腫瘍形成におけるB7-H3の新しい非免疫学的役割と根本的なメカニズム

B7ホモログ3（B7-H3）は、腫瘍形成に関与していることが証明されています。その役割と基礎となるメカニズムの解明は、腫瘍形成と効果的な臨床応用の開発に不可欠です。B7-H3は、多くの種類の癌で異常に過剰発現しており、一般に臨床予後不良と関連しています。B7-H3は、腫瘍細胞のアポトーシスに抵抗するために、転写経路のヤヌスキナーゼ/シグナルトランスデューサーとアクティベーターによる「カスパーゼカスケード」の開始を阻害します。B7-H3は、ホスファチジルイノシトール3-キナーゼおよびプロテインキナーゼB経路を介して腫瘍細胞周期のチェックポイントメカニズムを攻撃することにより、悪性増殖を加速します。B7-H3は、グルコースと脂質の代謝を再プログラムし、腫瘍細胞の代謝フラックスを変換して腫瘍形成を促進します。B7-H3は、血管内皮成長因子とマトリックスメタロプロテイナーゼを腫瘍病変に補充することにより、異常な血管新生を誘導します。B7-H3は、抗アポトーシス、促進、代謝の再プログラミング、および血管新生を介して腫瘍形成を強く促進します。

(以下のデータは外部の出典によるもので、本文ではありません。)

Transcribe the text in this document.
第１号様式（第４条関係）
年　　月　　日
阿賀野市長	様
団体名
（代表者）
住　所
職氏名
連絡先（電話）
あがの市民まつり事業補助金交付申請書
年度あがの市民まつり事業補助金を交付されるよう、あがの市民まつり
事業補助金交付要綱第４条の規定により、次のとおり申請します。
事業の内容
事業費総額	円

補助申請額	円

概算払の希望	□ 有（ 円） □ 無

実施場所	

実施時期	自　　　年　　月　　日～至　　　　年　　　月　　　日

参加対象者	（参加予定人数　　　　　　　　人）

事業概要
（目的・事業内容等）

B7 homolog 3 (B7-H3) has been proven to be involved in tumorigenesis. An elucidation of its role and underlying mechanisms is essential to an understanding of tumorigenesis and the development of effective clinical applications. B7-H3 is abnormally overexpressed in many types of cancer and is generally associated with a poor clinical prognosis. B7-H3 inhibits the initiation of the "caspase cascade" by the Janus kinase/signal transducers and activators of transcription pathway to resist tumor cell apoptosis. B7-H3 accelerates malignant proliferation by attacking the checkpoint mechanism of the tumor cell cycle through the phosphatidylinositol 3-kinase and protein kinase B pathway. B7-H3 reprograms the metabolism of glucose and lipids and transforms the metabolic flux of tumor cells to promote tumorigenesis. B7-H3 induces abnormal angiogenesis by recruiting vascular endothelial growth factor and matrix metalloproteinase to tumor lesions. B7-H3 strongly promotes tumorigenesis through antiapoptotic, pro-proliferation, metabolism reprogramming, and pro-angiogenesis.